La destinée de l’Angleterre a été différente. Je n’entrerai pas aujourd’hui à ce sujet dans de grands détails. Je me propose de vous entretenir un jour spécialement de la vie politique de l’Angleterre ; je ne dirai aujourd’hui que quelques mots sur les causes qui lui ont imprimé une direction tout autre que celle du continent.

Et d’abord il ne s’est pas trouvé, en Angleterre de grands vassaux, de sujets en état de lutter personnellement contre la royauté. Les barons, les grands seigneurs anglais ont été obligés de très bonne heure de se coaliser pour résister en commun. Ainsi ont prévalu, dans la haute aristocratie, le principe de l’association et les mœurs vraiment politiques. De plus la féodalité anglaise, les possesseurs de petits fiefs ont été amenés, par une série d’événements dont je ne puis rendre compte aujourd’hui, à se réunir aux bourgeois, à siéger avec eux dans la chambre des communes, qui a ainsi possédé une force bien supérieure à celle des communes continentales, une force vraiment capable d’influer sur le gouvernement du pays. Voici quel était au quatorzième siècle l’état du parlement britannique : la chambre des lords était le grand conseil du roi, conseil effectivement associé à l’exercice du pouvoir. La chambre des communes, composée des députés des petits possesseurs de fiefs et des bourgeois, ne prenait presque aucune part au gouvernement proprement dit, mais elle établissait des droits, et défendait très énergiquement les intérêts privés et locaux. Le parlement, considéré dans son ensemble, ne gouvernait pas encore, mais il était déjà une institution régulière, un moyen de gouvernement adopté en principe, et souvent indispensable en fait. La tentative de rapprochement et d’alliance entre les divers éléments de la société pour en former un seul corps politique, un véritable État, avait donc réussi en Angleterre, tandis qu’elle avait échoué sur le reste du continent.

Je ne dirai qu’un mot de l’Allemagne, et uniquement pour indiquer le caractère dominant de son histoire. Là les tentatives de fusion, d’unité, d’organisation politique générale ont été suivies avec peu d’ardeur. Les divers éléments sociaux sont restés beaucoup plus distincts, beaucoup plus indépendants que dans le reste de l’Europe. S’il en fallait une preuve, on la trouverait jusque dans les temps modernes. L’Allemagne est le seul pays de l’Europe où l’élection féodale ait pris part longtemps à la création de la royauté. Je ne parle pas de la Pologne, ni des nations esclavonnes, qui sont entrées si tard dans le système de la civilisation européenne. L’Allemagne est également le seul pays de l’Europe où il fût resté des souverains ecclésiastiques, le seul qui eût conservé des villes libres ayant une existence, une vraie souveraineté politique. Il est clair que la tentative de fondre en une seule société les éléments de la société européenne primitive, avait eu là beaucoup moins d’activité et d’effet qu’ailleurs.

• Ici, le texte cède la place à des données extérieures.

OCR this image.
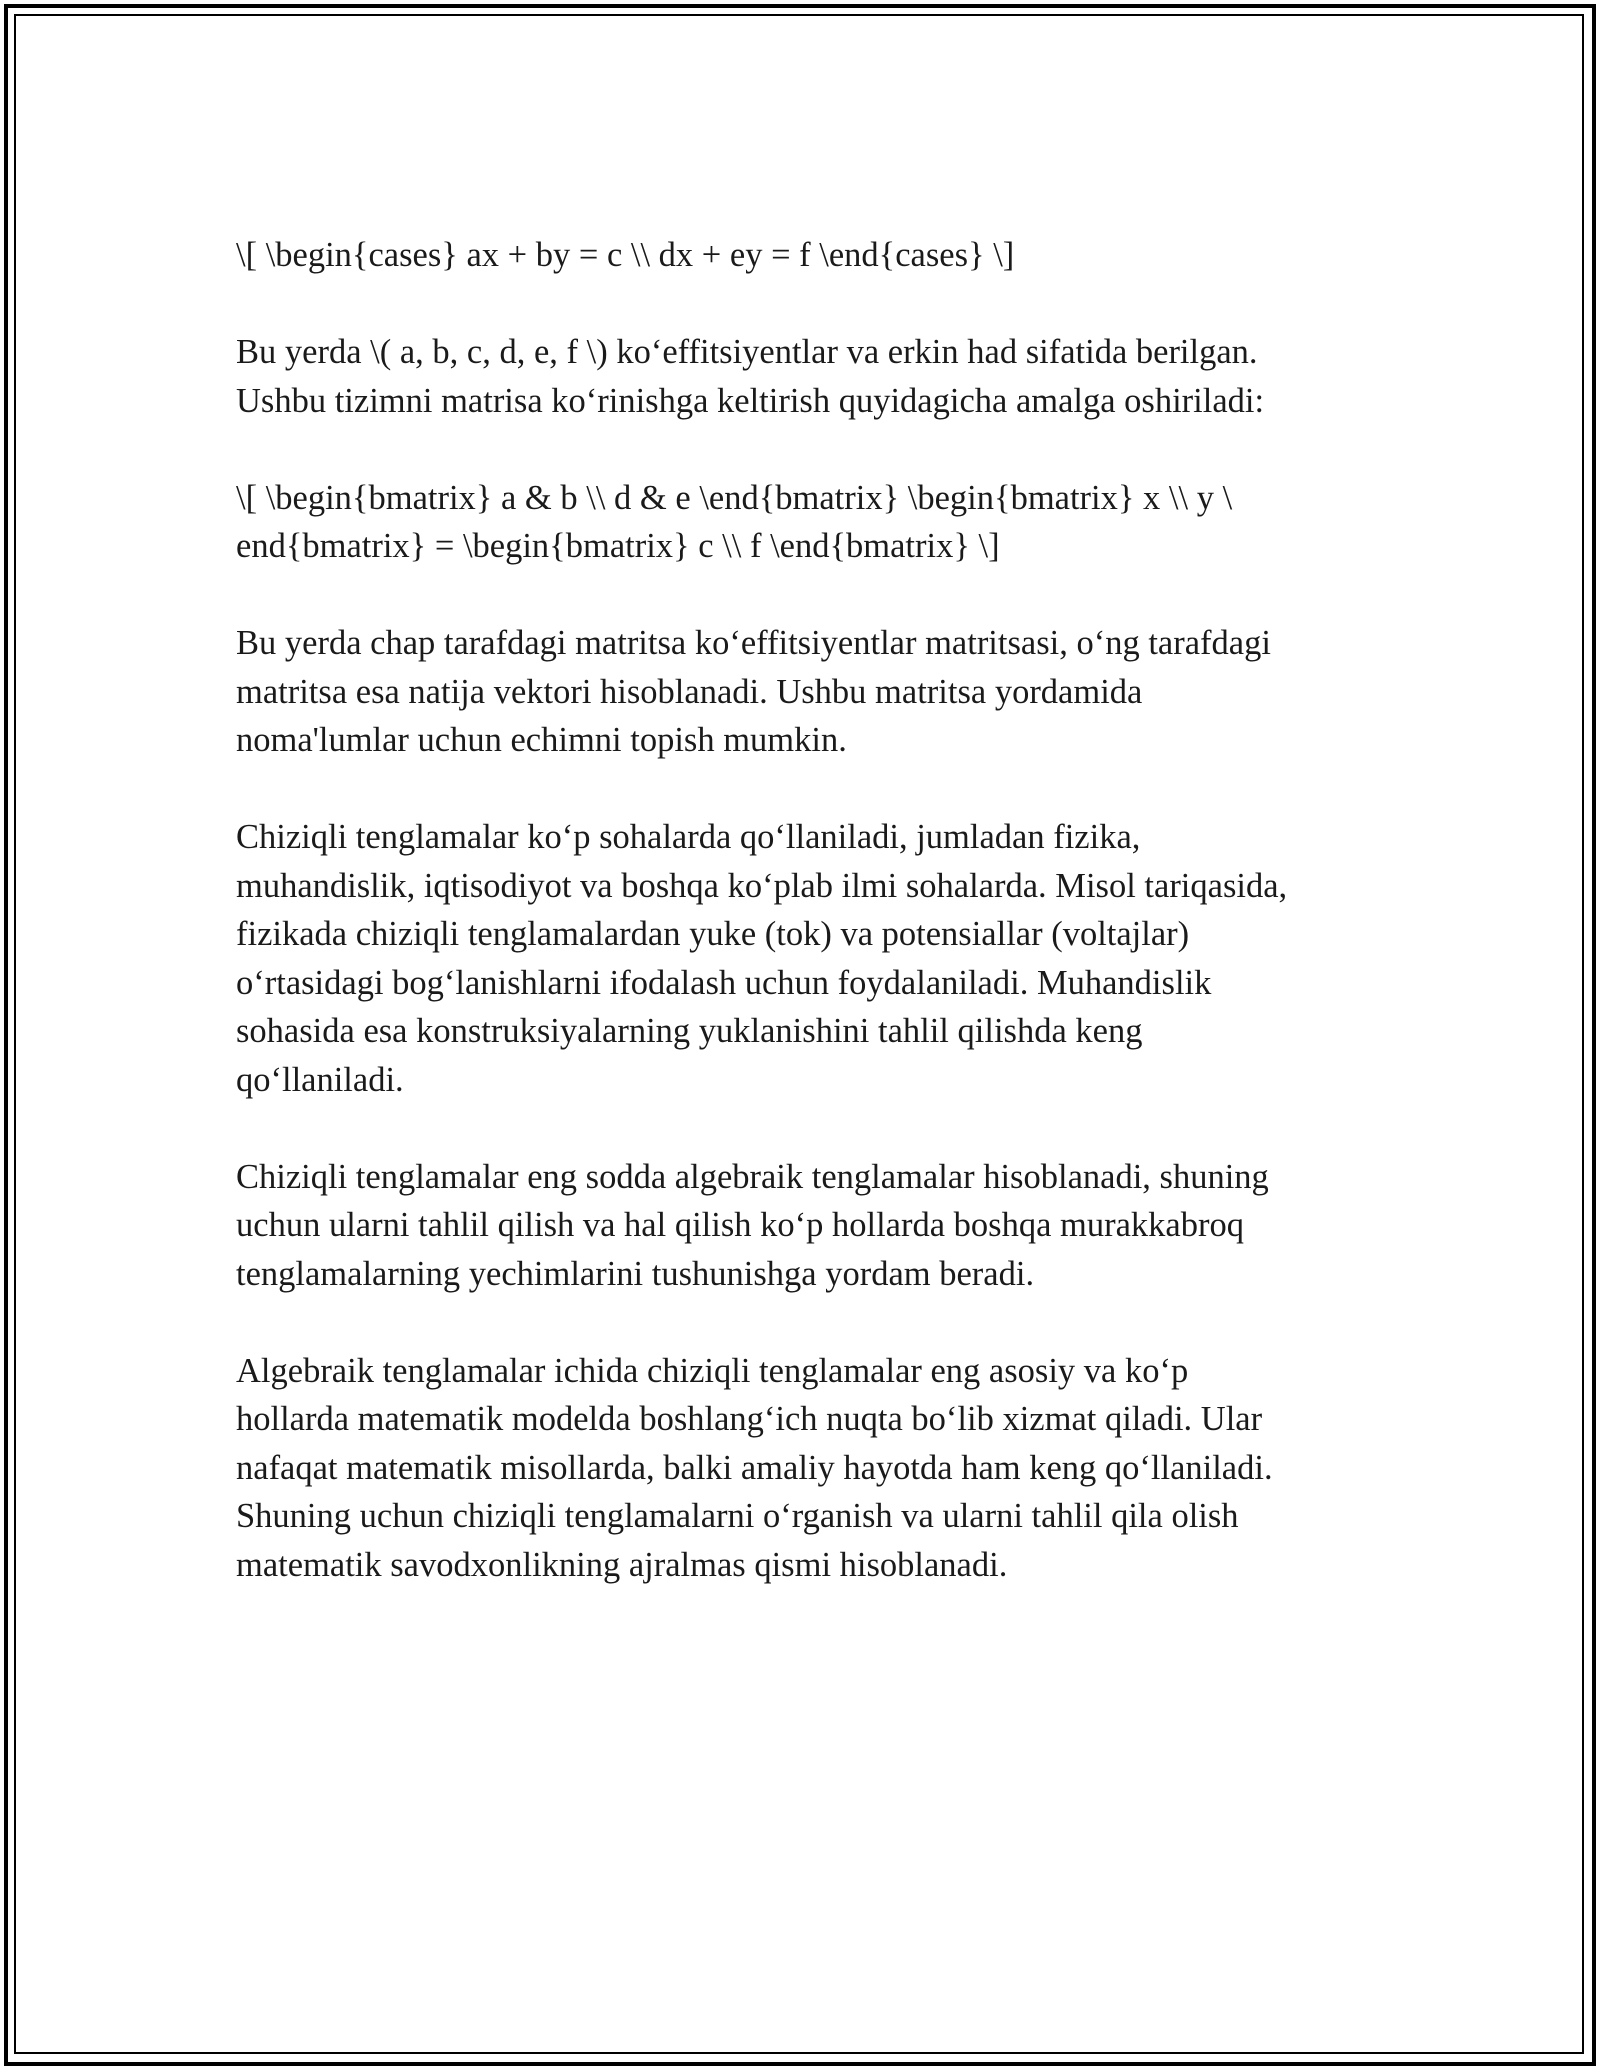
\[ \begin{cases} ax + by = c \\ dx + ey = f \end{cases} \]

Bu yerda \( a, b, c, d, e, f \) ko‘effitsiyentlar va erkin had sifatida berilgan.
Ushbu tizimni matrisa ko‘rinishga keltirish quyidagicha amalga oshiriladi:

\[ \begin{bmatrix} a & b \\ d & e \end{bmatrix} \begin{bmatrix} x \\ y \
end{bmatrix} = \begin{bmatrix} c \\ f \end{bmatrix} \]

Bu yerda chap tarafdagi matritsa ko‘effitsiyentlar matritsasi, o‘ng tarafdagi
matritsa esa natija vektori hisoblanadi. Ushbu matritsa yordamida
noma'lumlar uchun echimni topish mumkin.

Chiziqli tenglamalar ko‘p sohalarda qo‘llaniladi, jumladan fizika,
muhandislik, iqtisodiyot va boshqa ko‘plab ilmi sohalarda. Misol tariqasida,
fizikada chiziqli tenglamalardan yuke (tok) va potensiallar (voltajlar)
o‘rtasidagi bog‘lanishlarni ifodalash uchun foydalaniladi. Muhandislik
sohasida esa konstruksiyalarning yuklanishini tahlil qilishda keng
qo‘llaniladi.

Chiziqli tenglamalar eng sodda algebraik tenglamalar hisoblanadi, shuning
uchun ularni tahlil qilish va hal qilish ko‘p hollarda boshqa murakkabroq
tenglamalarning yechimlarini tushunishga yordam beradi.

Algebraik tenglamalar ichida chiziqli tenglamalar eng asosiy va ko‘p
hollarda matematik modelda boshlang‘ich nuqta bo‘lib xizmat qiladi. Ular
nafaqat matematik misollarda, balki amaliy hayotda ham keng qo‘llaniladi.
Shuning uchun chiziqli tenglamalarni o‘rganish va ularni tahlil qila olish
matematik savodxonlikning ajralmas qismi hisoblanadi.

Je viens de mettre sous vos yeux, Messieurs, les grands essais d’organisation politique tentés en Europe jusqu’à la fin du quatorzième siècle et au commencement du quinzième. Vous les avez vus tous échouer. J’ai essayé d’indiquer en passant les causes de ce mauvais succès : à vrai dire elles se réduisent à une seule. La société n’était pas assez avancée pour se prêter à l’unité ; tout était encore trop local, trop spécial, trop étroit, trop divers dans les existences et dans les esprits. Il n’y avait ni intérêts généraux, ni opinions générales capables de dominer les intérêts et les opinions particulières. Les esprits les plus élevés, les plus hardis n’avaient aucune idée d’administration ni de justice vraiment publique. Il fallait évidemment qu’une civilisation très active, très forte vînt d’abord mêler, assimiler, broyer pour ainsi dire ensemble tous ces éléments incohérents ; il fallait qu’il se fît d’abord une puissante centralisation des intérêts, des lois, des mœurs, des idées ; il fallait, en un mot, qu’il se créât un pouvoir public et une opinion publique. Nous arrivons à l’époque où ce grand travail s’est enfin consommé. Ses premiers symptômes, l’état des esprits et des mœurs pendant le cours du quinzième siècle, leur tendance vers la formation d’un gouvernement central et d’une opinion publique, tel sera l’objet de notre prochaine leçon.